The following lists some additional techniques you may want to use in your communication and contacts with parents:
- Give parents information verbally and in writing. Take the time required to make sure they understand what is required.
- Let people know why you are asking for information (generally to determine eligibility or find issues that may require expert help to resolve).
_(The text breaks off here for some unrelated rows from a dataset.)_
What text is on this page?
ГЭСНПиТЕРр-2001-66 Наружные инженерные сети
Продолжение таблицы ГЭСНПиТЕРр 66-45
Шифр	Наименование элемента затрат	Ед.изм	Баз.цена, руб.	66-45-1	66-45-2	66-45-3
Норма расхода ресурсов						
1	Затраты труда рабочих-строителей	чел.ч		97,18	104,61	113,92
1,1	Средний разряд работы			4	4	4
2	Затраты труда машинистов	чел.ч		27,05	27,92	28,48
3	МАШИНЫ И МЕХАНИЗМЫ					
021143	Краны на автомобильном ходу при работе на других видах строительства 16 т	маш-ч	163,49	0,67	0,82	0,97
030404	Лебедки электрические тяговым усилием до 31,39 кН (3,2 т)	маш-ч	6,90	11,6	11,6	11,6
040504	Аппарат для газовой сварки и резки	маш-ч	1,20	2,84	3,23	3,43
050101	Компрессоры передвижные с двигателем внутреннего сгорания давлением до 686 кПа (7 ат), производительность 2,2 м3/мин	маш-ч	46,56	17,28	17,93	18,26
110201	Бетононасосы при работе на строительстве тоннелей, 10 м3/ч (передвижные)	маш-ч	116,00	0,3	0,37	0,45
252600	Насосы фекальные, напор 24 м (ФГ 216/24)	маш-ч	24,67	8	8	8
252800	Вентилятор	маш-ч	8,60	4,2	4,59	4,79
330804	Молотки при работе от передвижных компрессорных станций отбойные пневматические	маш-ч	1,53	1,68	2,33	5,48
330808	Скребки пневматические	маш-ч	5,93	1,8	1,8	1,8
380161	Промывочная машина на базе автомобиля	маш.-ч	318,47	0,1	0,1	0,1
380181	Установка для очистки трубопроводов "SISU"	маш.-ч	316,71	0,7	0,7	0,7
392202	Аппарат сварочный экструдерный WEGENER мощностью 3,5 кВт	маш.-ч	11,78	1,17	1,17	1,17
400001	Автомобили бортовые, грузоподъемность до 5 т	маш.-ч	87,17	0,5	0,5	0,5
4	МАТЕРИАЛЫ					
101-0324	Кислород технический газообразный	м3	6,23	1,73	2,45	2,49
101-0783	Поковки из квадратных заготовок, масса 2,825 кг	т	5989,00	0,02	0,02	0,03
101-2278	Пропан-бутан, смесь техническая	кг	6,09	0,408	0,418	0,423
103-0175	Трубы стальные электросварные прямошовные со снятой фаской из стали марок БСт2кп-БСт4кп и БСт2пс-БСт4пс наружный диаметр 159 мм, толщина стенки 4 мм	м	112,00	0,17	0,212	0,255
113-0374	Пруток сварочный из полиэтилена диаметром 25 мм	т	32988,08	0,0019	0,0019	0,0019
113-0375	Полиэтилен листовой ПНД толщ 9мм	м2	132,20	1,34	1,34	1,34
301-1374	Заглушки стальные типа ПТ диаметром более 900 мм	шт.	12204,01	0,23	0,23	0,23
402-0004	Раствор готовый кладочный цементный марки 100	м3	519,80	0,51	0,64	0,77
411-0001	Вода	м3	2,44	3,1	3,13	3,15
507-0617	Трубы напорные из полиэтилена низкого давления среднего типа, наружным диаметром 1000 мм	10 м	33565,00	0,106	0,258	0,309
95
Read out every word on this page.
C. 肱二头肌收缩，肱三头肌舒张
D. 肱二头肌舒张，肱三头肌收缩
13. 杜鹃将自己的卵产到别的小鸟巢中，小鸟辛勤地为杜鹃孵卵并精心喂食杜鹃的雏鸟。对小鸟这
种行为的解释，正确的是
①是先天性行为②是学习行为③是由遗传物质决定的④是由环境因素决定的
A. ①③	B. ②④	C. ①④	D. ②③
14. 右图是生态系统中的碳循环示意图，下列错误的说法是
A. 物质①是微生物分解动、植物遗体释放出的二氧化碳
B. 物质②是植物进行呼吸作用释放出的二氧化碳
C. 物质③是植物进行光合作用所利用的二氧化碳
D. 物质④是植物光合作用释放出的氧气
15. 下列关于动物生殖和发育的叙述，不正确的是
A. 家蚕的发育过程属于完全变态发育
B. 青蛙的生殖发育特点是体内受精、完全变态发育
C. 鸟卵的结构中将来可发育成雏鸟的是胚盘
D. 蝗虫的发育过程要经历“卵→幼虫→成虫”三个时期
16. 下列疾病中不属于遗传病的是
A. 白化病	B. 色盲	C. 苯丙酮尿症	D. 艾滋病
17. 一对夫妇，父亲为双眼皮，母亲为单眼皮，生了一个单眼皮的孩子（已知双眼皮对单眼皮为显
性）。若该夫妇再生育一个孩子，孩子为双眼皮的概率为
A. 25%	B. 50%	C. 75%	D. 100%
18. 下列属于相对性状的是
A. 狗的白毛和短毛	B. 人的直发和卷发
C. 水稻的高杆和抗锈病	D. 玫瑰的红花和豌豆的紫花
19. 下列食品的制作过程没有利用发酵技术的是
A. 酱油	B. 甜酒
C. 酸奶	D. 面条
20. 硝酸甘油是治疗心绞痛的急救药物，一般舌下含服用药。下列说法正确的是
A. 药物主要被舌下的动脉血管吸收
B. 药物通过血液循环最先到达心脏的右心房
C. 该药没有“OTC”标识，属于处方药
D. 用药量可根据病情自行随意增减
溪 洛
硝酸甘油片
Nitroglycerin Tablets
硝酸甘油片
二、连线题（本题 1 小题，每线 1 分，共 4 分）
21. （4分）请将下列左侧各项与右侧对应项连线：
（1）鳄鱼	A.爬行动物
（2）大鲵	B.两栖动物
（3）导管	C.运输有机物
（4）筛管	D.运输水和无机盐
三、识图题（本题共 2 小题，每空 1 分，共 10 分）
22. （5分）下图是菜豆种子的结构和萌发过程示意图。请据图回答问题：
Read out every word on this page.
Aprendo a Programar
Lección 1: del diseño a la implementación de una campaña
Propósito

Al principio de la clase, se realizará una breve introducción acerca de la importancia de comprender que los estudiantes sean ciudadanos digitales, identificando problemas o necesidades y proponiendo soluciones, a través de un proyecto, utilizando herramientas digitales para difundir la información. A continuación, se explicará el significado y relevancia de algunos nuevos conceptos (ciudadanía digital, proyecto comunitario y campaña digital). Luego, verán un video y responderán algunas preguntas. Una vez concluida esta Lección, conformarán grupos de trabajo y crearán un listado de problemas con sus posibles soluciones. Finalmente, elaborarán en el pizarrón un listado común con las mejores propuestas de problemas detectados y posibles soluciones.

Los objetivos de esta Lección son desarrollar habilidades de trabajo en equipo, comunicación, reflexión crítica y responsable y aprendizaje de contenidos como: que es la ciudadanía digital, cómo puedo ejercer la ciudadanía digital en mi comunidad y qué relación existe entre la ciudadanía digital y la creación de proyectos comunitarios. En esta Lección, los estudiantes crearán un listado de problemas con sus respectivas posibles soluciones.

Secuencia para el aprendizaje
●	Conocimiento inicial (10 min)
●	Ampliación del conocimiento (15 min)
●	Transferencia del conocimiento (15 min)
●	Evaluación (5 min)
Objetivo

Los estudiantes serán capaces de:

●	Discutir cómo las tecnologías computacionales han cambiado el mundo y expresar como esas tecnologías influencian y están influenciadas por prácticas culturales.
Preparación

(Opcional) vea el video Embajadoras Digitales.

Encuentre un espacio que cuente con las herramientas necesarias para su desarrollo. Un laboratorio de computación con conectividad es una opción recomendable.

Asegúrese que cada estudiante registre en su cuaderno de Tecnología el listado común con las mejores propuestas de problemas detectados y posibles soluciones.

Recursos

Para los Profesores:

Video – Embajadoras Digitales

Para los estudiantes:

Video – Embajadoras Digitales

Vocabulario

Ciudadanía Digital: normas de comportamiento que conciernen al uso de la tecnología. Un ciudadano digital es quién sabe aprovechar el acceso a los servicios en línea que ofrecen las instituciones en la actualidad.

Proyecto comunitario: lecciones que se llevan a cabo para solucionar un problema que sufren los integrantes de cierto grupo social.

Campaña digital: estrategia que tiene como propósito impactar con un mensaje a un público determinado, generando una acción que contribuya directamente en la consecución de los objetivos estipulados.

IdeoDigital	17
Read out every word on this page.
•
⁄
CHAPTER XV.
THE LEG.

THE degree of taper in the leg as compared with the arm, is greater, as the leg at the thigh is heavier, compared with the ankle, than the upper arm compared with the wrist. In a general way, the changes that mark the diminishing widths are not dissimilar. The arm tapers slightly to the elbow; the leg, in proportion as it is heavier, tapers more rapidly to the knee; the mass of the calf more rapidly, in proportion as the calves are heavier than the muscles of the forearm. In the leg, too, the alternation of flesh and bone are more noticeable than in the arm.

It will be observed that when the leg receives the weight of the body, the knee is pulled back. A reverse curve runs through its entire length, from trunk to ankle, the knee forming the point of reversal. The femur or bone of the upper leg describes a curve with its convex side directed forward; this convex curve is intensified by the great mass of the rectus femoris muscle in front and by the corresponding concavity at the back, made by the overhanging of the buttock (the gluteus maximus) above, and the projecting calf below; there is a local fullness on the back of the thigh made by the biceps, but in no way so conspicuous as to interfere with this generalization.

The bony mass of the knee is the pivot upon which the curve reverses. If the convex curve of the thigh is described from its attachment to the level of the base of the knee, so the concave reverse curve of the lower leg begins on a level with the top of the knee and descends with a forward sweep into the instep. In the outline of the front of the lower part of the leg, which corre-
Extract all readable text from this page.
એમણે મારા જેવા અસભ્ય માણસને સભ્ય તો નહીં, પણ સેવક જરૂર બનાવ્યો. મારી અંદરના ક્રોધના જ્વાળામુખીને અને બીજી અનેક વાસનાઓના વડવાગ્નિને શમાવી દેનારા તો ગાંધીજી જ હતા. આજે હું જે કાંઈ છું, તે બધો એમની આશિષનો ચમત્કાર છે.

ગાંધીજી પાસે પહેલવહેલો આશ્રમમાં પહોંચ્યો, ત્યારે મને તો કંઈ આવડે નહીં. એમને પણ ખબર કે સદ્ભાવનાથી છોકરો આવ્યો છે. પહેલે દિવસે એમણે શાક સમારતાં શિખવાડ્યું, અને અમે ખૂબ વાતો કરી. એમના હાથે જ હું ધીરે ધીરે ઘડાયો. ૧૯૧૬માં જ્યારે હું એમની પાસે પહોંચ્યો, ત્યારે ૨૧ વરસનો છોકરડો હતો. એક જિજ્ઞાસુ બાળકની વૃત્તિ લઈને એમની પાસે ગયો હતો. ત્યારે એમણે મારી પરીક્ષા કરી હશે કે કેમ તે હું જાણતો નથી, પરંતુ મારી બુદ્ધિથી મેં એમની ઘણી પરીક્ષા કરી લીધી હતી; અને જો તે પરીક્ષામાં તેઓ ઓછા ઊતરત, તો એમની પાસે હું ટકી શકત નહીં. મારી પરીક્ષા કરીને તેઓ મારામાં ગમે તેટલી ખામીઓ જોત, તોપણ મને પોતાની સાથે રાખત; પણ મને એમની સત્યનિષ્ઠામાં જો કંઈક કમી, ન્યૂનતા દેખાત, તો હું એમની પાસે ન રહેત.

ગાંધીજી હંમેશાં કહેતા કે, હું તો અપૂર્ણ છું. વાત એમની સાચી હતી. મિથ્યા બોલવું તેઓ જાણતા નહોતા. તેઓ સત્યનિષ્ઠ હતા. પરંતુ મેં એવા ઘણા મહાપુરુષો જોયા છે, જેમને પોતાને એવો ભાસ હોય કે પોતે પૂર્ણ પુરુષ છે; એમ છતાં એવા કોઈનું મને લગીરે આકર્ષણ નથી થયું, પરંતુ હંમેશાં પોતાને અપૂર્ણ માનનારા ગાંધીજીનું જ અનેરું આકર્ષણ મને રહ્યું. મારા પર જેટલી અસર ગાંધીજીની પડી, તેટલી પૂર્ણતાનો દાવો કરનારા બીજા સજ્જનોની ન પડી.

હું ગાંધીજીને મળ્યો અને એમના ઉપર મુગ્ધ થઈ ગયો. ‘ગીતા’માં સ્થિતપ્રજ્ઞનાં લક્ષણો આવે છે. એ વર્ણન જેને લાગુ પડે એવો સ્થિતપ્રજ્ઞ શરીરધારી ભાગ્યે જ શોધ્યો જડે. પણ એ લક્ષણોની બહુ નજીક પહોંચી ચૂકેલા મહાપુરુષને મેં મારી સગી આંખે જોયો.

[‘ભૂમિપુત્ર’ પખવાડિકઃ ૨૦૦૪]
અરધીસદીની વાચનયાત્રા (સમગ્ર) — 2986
- Use interviewing skills, such as open-ended questions, to get better information. There are some good classes available to help you improve your interviewing techniques and handle difficult situations.
- If you have trouble deciding what to do, talk with co-workers, supervisors or community partners. Someone else may know of another resource or approach you have not yet considered.
- Foster relationships with partner agencies and community based organizations. It doesn't matter whose "client" it is. We all share a common goal and effective coordination can make all the difference in creating effective plans.
3.1.4 What are the tools & techniques principles?
It is important to:
Identify and resolve issues that interfere with employment as soon as possible without impeding the parent's progress towards self-sufficiency.
Document issues, strengths and participation plans on a consistent basis. As we get to know each parent better, we can use new insights to create ever more effective IRPs.
Offer bundled services with job search. Believe in the parent's ability. Let the job market determine employability--don't make an assumption that the parent cannot succeed.
Spell out, in writing, specific action steps each parent can take to become independent from WorkFirst cash assistance. Even better, we can make joint plans with the parent and community partners so everyone is working towards a common goal.
Pool resources and expertise with partners in the community.
Require parents to participate as close to full-time as possible to make full use of their time on WorkFirst cash assistance. Parents can often do more than one thing at a time and work with more than one provider.
Remember, those who can work, should work. Those parents who are able to participate in WorkFirst activities but are refusing to participate will be sanctioned.